When it comes to vectors..
when B,G,E is collinear and $BG:BE $ is $λ:1$.....GE should be $1-λ$ right?....
and can $λ$ be negative
When it comes to vectors..
when B,G,E is collinear and $BG:BE $ is $λ:1$.....GE should be $1-λ$ right?....
and can $λ$ be negative
Your question is a bit unclear, but I think you mean to ask whether it's also true that $$ GE : BE = (1-\lambda) : 1, $$ and that is correct (assuming that "GE" means "the distance from $G$ to $E$, etc.).
When you ask whether $\lambda$ can be negative...well, in what you've written: if you have $BG : BE = \lambda : 1$, then since both $BG$ and $BE$ are nonnegative (being distances!), their ratio cannot be negative.

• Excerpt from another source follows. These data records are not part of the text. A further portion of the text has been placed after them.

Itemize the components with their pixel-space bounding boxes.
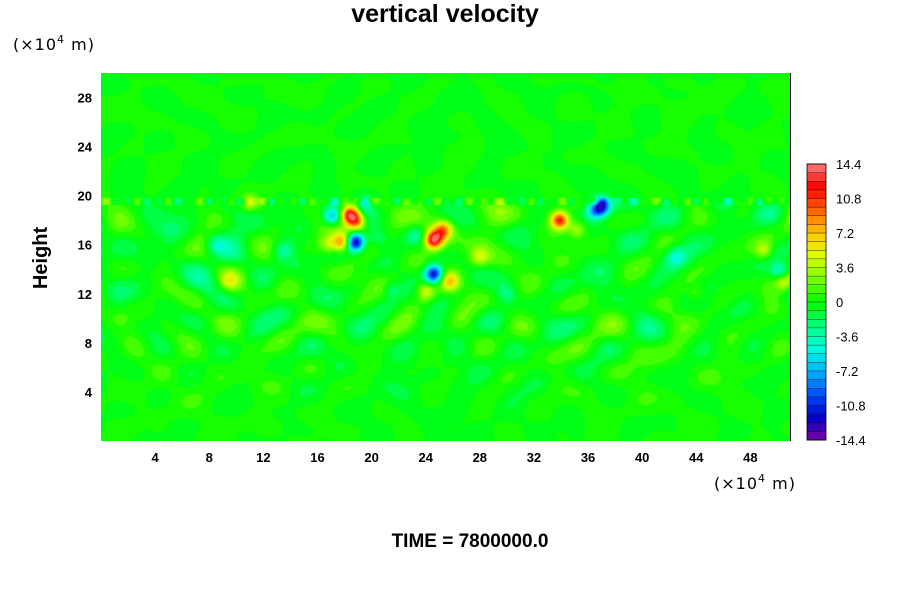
colorbar-band [807, 172, 826, 182]
x-tick-label: 24 [418, 450, 433, 465]
colorbar-band [807, 207, 826, 217]
x-tick-label: 48 [743, 450, 757, 465]
colorbar-band [807, 215, 826, 225]
x-tick-label: 44 [689, 450, 704, 465]
colorbar-band [807, 371, 826, 381]
colorbar-band [807, 293, 826, 303]
colorbar-band [807, 250, 826, 260]
x-axis-unit: (×104 m) [714, 472, 796, 493]
chart-title: vertical velocity [351, 0, 539, 28]
colorbar-band [807, 422, 826, 432]
x-tick-label: 28 [473, 450, 487, 465]
x-tick-label: 32 [527, 450, 541, 465]
colorbar-tick-label: -10.8 [836, 399, 866, 414]
time-label: TIME = 7800000.0 [391, 531, 549, 552]
plot-area [101, 73, 791, 441]
colorbar-band [807, 224, 826, 234]
colorbar [806, 163, 827, 441]
colorbar-band [807, 319, 826, 329]
colorbar-band [807, 388, 826, 398]
colorbar-tick-label: -3.6 [836, 330, 858, 345]
colorbar-band [807, 233, 826, 243]
y-unit-suffix: m) [65, 35, 95, 54]
colorbar-band [807, 362, 826, 372]
y-tick-label: 28 [78, 91, 92, 106]
colorbar-band [807, 284, 826, 294]
velocity-field [101, 73, 791, 441]
x-tick-label: 4 [152, 450, 160, 465]
colorbar-band [807, 353, 826, 363]
colorbar-band [807, 327, 826, 337]
y-unit-prefix: (×10 [13, 35, 58, 54]
y-tick-label: 20 [78, 189, 92, 204]
colorbar-band [807, 241, 826, 251]
colorbar-band [807, 181, 826, 191]
y-tick-label: 24 [78, 140, 93, 155]
x-tick-labels: 4 8 12 16 20 24 28 32 36 40 44 48 [152, 450, 758, 465]
y-tick-label: 8 [85, 336, 92, 351]
colorbar-tick-label: 3.6 [836, 261, 854, 276]
colorbar-band [807, 164, 826, 174]
x-tick-label: 36 [581, 450, 595, 465]
colorbar-tick-label: -14.4 [836, 433, 866, 448]
y-tick-label: 16 [78, 238, 92, 253]
colorbar-band [807, 267, 826, 277]
colorbar-band [807, 336, 826, 346]
y-unit-exponent: 4 [57, 33, 66, 46]
colorbar-band [807, 258, 826, 268]
colorbar-band [807, 302, 826, 312]
x-unit-exponent: 4 [758, 472, 767, 485]
x-tick-label: 20 [364, 450, 378, 465]
colorbar-band [807, 431, 826, 441]
y-tick-labels: 4 8 12 16 20 24 28 [78, 91, 93, 400]
colorbar-band [807, 414, 826, 424]
x-tick-label: 40 [635, 450, 649, 465]
colorbar-band [807, 345, 826, 355]
colorbar-band [807, 198, 826, 208]
colorbar-band [807, 276, 826, 286]
colorbar-tick-labels: 14.4 10.8 7.2 3.6 0 -3.6 -7.2 -10.8 -14.4 [836, 157, 866, 448]
x-tick-label: 16 [310, 450, 324, 465]
y-tick-label: 4 [85, 385, 93, 400]
x-unit-suffix: m) [766, 474, 796, 493]
colorbar-tick-label: 10.8 [836, 192, 861, 207]
colorbar-band [807, 379, 826, 389]
colorbar-band [807, 189, 826, 199]
y-tick-label: 12 [78, 287, 92, 302]
colorbar-tick-label: -7.2 [836, 364, 858, 379]
colorbar-band [807, 396, 826, 406]
x-unit-prefix: (×10 [714, 474, 759, 493]
colorbar-band [807, 405, 826, 415]
x-tick-label: 12 [256, 450, 270, 465]
colorbar-band [807, 310, 826, 320]
colorbar-tick-label: 7.2 [836, 226, 854, 241]
colorbar-border [806, 163, 827, 441]
colorbar-tick-label: 0 [836, 295, 843, 310]
field-container [101, 73, 791, 441]
colorbar-tick-label: 14.4 [836, 157, 861, 172]
x-tick-label: 8 [206, 450, 213, 465]
y-axis-unit: (×104 m) [13, 33, 95, 54]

What is true is the following: if $B, G, E$ are collinear points, and we let $$ v = G - B $$ be the vector from $B$ to $G$, and let $$ w = E - B $$ be the vector from $B$ to $E$, and let $$ u = E-G $$ be the vector from $E$ to $G$, then if $$ v = \lambda w $$ for some $\lambda$, we also have $$ u = (1-\lambda) w $$ and this is true regardless of whether we have $B-G-E$, $G-E-B$, or any other between-ness ordering of the points, and is also true whether $\lambda$ is positive or negative.
Indeed, we can go further: if $\lambda < 0$, then the points are ordered $G-B-E$; if $0 < \lambda < 1$, they're ordered $B-G-E$; if $1 < \lambda$, they're ordered $B-E-G$.
Arguably this is one of the reasons to use vectors: they let you form combinations of things with non-positive coefficients.